The article goes on to give this fashion from the past a particular slant for today by linking it with the new mirrored powder compact, which was itself facilitating a huge shift in public behaviour. For it enabled women to do a novel, daring, and by no means universally approved thing: not only wear makeup, but unashamedly own up to it by applying it in public. Patching, the magazine suggests, can be performed by the modern ‘coquette’ with the same daredevil élan. She is to use ‘black plaster cut in rounds and ovals; and she sits as serenely in a public restaurant or tea room adjusting a loosened bit, as when she powders her dainty nose’.1
In the very next issue Vogue followed up with an article about Parisian shopping, showing that even if you can’t find ‘the real article in the antique shops’, you can at least for nine francs buy a new ‘tiny square patch box’ of silvered metal: ‘old in idea, but quite modern in make’. They will ‘store the tiny bits of black plaster used now, as of old, to heighten the delicacy of the complexion’.2
We can see an example of these ‘tiny bits of black plaster’ that Vogue was promoting, for by 1915 Johnson & Johnson had scented an opportunity. Using left-over material from making regular surgical plasters they developed a side line in facial stickers – echoing, in fact, the original migration of the patch in the early seventeenth century.

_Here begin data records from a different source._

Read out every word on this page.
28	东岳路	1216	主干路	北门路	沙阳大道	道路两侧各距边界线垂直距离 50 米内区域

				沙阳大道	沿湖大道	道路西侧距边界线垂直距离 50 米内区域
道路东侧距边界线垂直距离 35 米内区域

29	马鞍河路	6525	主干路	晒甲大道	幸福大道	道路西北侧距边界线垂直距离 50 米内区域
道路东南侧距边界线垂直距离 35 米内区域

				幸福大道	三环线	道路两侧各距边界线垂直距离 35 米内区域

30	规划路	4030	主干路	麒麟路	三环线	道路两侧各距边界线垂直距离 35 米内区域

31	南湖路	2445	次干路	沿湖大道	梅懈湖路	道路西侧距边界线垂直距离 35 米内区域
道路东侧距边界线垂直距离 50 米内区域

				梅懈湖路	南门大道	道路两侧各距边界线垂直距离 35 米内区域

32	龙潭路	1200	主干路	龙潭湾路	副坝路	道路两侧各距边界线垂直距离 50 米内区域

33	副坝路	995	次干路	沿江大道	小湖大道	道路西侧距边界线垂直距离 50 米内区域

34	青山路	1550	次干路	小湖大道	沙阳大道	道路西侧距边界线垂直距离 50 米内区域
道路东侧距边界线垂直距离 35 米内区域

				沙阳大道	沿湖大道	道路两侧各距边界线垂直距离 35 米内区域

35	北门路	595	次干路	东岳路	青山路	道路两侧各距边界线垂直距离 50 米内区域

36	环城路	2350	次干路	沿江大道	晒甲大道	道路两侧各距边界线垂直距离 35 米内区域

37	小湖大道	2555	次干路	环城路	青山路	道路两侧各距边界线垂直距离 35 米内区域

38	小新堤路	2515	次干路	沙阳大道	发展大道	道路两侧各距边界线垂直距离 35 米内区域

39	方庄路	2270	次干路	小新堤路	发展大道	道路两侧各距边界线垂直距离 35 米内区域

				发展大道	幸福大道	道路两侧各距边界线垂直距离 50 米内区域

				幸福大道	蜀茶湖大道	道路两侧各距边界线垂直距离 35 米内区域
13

The company’s trade journal explained the product to the retail druggists in whose shops the public would buy them:
To supply the demand created by this fashion we have arranged an assortment of designs consisting of stars, crescents, arrow points, hearts, etc., which are put up in envelopes, each containing 100 spots (3 dozen on a card); also in fancy boxes containing 300 assorted.3
In the years that followed, the patch – or beauty spot as it was now known – had some high-profile wearers, like the film icon Clara Bow, or the British actress Benita Hume.
But there is something very self-conscious about these revivals and reappearances. They seem more like consciously created fads than genuinely widespread trends. Playful but perfunctory; fun but fleeting.
In fact, we see here the afterlife of patching: not a new style but a knowing one; not fashion but ‘dressing up’. Patches and dots become a way of doing masquerade.
This move on the part of patching from being unthinkingly in the here and now, to gesturing knowingly at the there and then, suggests one final point. The way the patch and its box have shaped – and continue to shape – our image of the past.